Зал безмолвствовал, но группа поддержки из православных активистов не сдавалась:

— А на аборте почему настаивал? На смертоубийстве. Не богоугодное это дело.

— По медицинским показаниям, милейшие, — пояснил Вершинин, передавая главврачу внутриутробные снимки плода с отсутствующим мозгом и письменный отказ опекунши от прерывания беременности у подопечной. — А на-по-сле-док я спрошу-у, — сильно фальшивя, пропел он, — вот у опекуна я и спрошу. А много ли заплатил вам, Клавдия Ивановна, гражданин Н., чтобы вы полгода назад отозвали своё заявление об изнасиловании вашей внучки Тупицыной Людмилы Владимировны? 

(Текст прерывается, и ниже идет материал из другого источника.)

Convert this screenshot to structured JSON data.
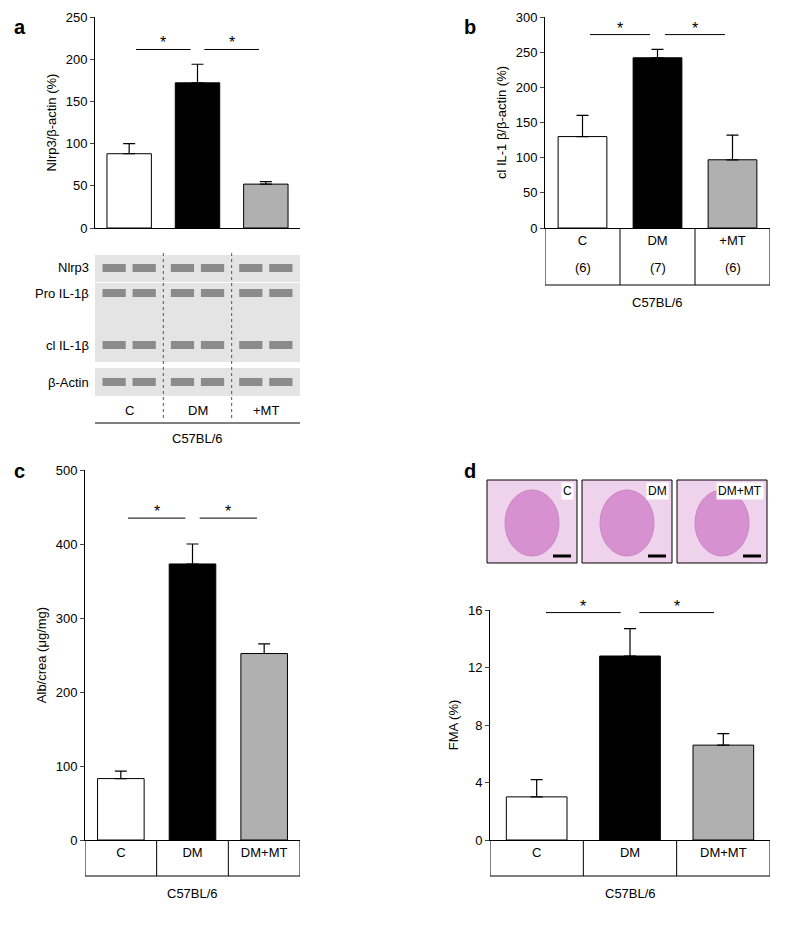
{
  "chart_data": [
    {
      "type": "bar",
      "panel": "a",
      "y_label": "Nlrp3/β-actin (%)",
      "categories": [
        "C",
        "DM",
        "+MT"
      ],
      "values": [
        88,
        172,
        52
      ],
      "errors": [
        12,
        22,
        3
      ],
      "colors": [
        "#ffffff",
        "#000000",
        "#b0b0b0"
      ],
      "ylim": [
        0,
        250
      ],
      "yticks": [
        0,
        50,
        100,
        150,
        200,
        250
      ],
      "blot_labels": [
        "Nlrp3",
        "Pro IL-1β",
        "cl IL-1β",
        "β-Actin"
      ],
      "group_label": "C57BL/6",
      "annotations": [
        {
          "from": 0,
          "to": 1,
          "label": "*"
        },
        {
          "from": 1,
          "to": 2,
          "label": "*"
        }
      ]
    },
    {
      "type": "bar",
      "panel": "b",
      "y_label": "cl IL-1 β/β-actin (%)",
      "categories": [
        "C",
        "DM",
        "+MT"
      ],
      "values": [
        130,
        242,
        97
      ],
      "errors": [
        30,
        12,
        35
      ],
      "n_labels": [
        "(6)",
        "(7)",
        "(6)"
      ],
      "colors": [
        "#ffffff",
        "#000000",
        "#b0b0b0"
      ],
      "ylim": [
        0,
        300
      ],
      "yticks": [
        0,
        50,
        100,
        150,
        200,
        250,
        300
      ],
      "group_label": "C57BL/6",
      "annotations": [
        {
          "from": 0,
          "to": 1,
          "label": "*"
        },
        {
          "from": 1,
          "to": 2,
          "label": "*"
        }
      ]
    },
    {
      "type": "bar",
      "panel": "c",
      "y_label": "Alb/crea (μg/mg)",
      "categories": [
        "C",
        "DM",
        "DM+MT"
      ],
      "values": [
        83,
        373,
        252
      ],
      "errors": [
        10,
        27,
        13
      ],
      "colors": [
        "#ffffff",
        "#000000",
        "#b0b0b0"
      ],
      "ylim": [
        0,
        500
      ],
      "yticks": [
        0,
        100,
        200,
        300,
        400,
        500
      ],
      "group_label": "C57BL/6",
      "annotations": [
        {
          "from": 0,
          "to": 1,
          "label": "*"
        },
        {
          "from": 1,
          "to": 2,
          "label": "*"
        }
      ]
    },
    {
      "type": "bar",
      "panel": "d",
      "y_label": "FMA (%)",
      "categories": [
        "C",
        "DM",
        "DM+MT"
      ],
      "values": [
        3,
        12.8,
        6.6
      ],
      "errors": [
        1.2,
        1.9,
        0.8
      ],
      "colors": [
        "#ffffff",
        "#000000",
        "#b0b0b0"
      ],
      "ylim": [
        0,
        16
      ],
      "yticks": [
        0,
        4,
        8,
        12,
        16
      ],
      "image_labels": [
        "C",
        "DM",
        "DM+MT"
      ],
      "group_label": "C57BL/6",
      "annotations": [
        {
          "from": 0,
          "to": 1,
          "label": "*"
        },
        {
          "from": 1,
          "to": 2,
          "label": "*"
        }
      ]
    }
  ]
}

Молчал зал, молчала Клавдия Ивановна, но главврач Тюляйкина на всякий случай постучала ладонью по столу и вынесла решение:

— Я считаю, что необходима генетическая экспертиза, но мы с вами не уполномочены направлять на неё. Только через суд. Поэтому предлагаю передать наше ходатайство в следственный комитет. Ставлю вопрос на голосование. Кто за?

Все, кроме гинеколога Вершинина, подняли руки. Людочка тоже не голосовала, она аплодировала решению коллектива.

— К чёрту  шоу, — сказал Вадим, вставая с красного стула, сыгравшего роль скамьи подсудимых, — благодаря вам, коллеги, я почувствовал себя сегодня и Джимом Керри, и Труманом. Всем доброе утро, добрый день и добрый вечер. И доброй ночи, на всякий случай, если я вас больше никогда не увижу, а я на это надеюсь.

Проходя мимо судейского стола, он бросил заявление с единственной фразой, написанной размашисто и зло: «Прошу уволить меня по собственному желанию». Хотел вдобавок громко хлопнуть дверью, но пока шёл к ней, передумал. Решил, что будет слишком театрально и напыщенно.